Justin muttered something to himself about the futility of the immigration system, and sat back.
Finally, they were there. Paying his fee, he walked slowly but determinedly up the stairs to her door. He started to knock, until with one tap it slowly swung open. The effects of the morphine still slightly upon him, he somewhat expected a ghost to come running out from behind the door.
"Laura? It’s me, Justin!" His expectant voice trailed off as he saw a red stain in the carpet.
No...Oh God, no. What happened here?
What happened was painfully obvious. Laura lay lifeless on the floor. Laura had been stabbed, and from the knife in her hands, probably by herself. Hot tears welled up in Justin's eyes as he scanned her pale body. He closed his eyes and grabbed his black hair as his body shook with sobs.

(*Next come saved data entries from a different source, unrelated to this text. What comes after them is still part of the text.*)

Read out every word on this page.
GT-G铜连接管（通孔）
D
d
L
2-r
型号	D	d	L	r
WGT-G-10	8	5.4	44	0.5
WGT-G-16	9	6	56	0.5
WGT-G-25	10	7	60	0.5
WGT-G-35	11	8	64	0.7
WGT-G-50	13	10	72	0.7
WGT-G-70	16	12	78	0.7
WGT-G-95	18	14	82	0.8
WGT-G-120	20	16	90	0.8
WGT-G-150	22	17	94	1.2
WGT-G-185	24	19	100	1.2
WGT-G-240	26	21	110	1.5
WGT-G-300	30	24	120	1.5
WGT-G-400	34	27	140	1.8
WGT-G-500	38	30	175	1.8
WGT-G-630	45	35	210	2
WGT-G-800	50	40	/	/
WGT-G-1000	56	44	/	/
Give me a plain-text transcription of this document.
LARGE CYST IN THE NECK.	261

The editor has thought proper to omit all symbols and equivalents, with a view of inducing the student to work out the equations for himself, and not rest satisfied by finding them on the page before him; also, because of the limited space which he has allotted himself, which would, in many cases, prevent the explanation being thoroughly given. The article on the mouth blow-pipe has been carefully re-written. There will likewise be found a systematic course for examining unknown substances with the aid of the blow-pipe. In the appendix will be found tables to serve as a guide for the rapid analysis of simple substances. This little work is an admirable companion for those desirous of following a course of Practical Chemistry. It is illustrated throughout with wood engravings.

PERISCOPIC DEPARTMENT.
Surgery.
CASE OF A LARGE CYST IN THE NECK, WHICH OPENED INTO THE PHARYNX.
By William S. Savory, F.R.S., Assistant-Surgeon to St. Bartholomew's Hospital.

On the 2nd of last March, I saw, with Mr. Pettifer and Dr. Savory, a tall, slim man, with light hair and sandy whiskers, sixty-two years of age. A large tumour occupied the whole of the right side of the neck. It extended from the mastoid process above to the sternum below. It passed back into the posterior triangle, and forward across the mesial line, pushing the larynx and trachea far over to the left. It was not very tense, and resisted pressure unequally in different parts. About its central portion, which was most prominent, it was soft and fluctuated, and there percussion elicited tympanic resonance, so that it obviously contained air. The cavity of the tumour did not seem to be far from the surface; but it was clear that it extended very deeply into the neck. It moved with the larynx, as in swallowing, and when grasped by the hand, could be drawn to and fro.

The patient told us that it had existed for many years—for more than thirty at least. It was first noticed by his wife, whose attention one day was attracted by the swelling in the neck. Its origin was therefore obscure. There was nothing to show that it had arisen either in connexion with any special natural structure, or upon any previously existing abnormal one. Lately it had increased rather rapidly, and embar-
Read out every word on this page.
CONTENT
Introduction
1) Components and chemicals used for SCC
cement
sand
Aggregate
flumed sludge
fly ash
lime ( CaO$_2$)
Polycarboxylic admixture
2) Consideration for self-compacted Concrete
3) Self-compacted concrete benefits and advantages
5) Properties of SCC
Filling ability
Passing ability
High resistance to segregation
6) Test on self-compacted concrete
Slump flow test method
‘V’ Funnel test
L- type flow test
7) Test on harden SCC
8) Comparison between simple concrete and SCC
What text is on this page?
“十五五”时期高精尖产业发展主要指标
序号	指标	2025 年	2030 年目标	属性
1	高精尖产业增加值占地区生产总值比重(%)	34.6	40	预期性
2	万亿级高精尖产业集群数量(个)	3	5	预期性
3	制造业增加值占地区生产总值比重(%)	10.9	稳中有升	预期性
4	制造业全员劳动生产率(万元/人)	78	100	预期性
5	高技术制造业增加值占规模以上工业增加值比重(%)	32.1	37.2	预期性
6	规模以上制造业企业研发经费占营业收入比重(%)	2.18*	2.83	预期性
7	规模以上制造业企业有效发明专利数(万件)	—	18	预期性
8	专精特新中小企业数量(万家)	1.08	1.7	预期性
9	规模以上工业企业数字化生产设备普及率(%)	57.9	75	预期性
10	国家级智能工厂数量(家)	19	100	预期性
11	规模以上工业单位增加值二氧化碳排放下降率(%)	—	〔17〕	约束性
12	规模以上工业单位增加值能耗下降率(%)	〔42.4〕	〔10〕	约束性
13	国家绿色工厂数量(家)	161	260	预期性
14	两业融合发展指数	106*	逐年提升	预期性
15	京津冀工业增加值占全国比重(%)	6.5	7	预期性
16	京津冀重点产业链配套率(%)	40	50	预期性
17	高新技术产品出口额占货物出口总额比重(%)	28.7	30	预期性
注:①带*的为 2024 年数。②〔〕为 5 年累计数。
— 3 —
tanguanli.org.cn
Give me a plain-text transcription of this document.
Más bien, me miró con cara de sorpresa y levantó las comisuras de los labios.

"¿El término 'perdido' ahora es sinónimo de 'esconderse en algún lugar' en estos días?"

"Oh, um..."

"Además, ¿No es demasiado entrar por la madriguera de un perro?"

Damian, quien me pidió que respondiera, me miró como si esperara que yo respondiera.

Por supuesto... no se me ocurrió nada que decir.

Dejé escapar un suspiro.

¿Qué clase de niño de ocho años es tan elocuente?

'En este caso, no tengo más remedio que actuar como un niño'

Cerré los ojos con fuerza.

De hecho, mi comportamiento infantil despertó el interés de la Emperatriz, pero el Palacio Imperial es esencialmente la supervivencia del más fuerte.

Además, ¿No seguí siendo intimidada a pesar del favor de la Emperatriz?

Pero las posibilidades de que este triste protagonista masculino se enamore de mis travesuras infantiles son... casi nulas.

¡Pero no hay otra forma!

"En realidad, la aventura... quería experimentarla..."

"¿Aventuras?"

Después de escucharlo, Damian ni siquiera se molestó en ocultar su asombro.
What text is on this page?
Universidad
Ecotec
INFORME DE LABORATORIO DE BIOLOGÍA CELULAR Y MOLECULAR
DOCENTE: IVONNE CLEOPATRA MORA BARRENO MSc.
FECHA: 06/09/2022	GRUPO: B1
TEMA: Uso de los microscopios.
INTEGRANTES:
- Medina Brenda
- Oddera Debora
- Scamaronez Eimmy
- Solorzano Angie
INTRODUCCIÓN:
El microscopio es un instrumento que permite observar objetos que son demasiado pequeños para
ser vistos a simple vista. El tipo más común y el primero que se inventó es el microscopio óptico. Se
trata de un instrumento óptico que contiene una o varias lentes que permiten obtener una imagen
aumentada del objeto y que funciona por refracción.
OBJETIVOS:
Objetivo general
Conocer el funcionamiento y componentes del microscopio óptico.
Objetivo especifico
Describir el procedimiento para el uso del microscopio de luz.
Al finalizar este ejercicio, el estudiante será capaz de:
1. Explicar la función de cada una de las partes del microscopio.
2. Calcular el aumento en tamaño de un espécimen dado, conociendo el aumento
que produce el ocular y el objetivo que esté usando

It had been many minutes before Justin noticed the pen in her hands, or the papers on the floor a few feet away from her.
Picking it up, he crouched down next to her and began to read.
"I have committed a horrible sin...I have allowed a man to be killed. In my cowardice, I saw them beating him, stabbing him, and I did nothing.
I have condemned myself to this fate.
Justin, I hope you can forgive me...wherever you are."
***
Smelling something terrible, a policeman investigated the open door of an apartment building. Entering, he found the smell nearly overpowering, and looking around he saw a gruesome sight of two dead bodies, both fatally stabbed.
He reported it in.
Autopsies showed that while the females stabbing was instantly through the heart, the man was stabbed in the back and bled to death.
What puzzled the investigators was that the man was hardly paralyzed; he could have called for help. Instead, they found him holding the females dead body, clasping his hands tightly around her.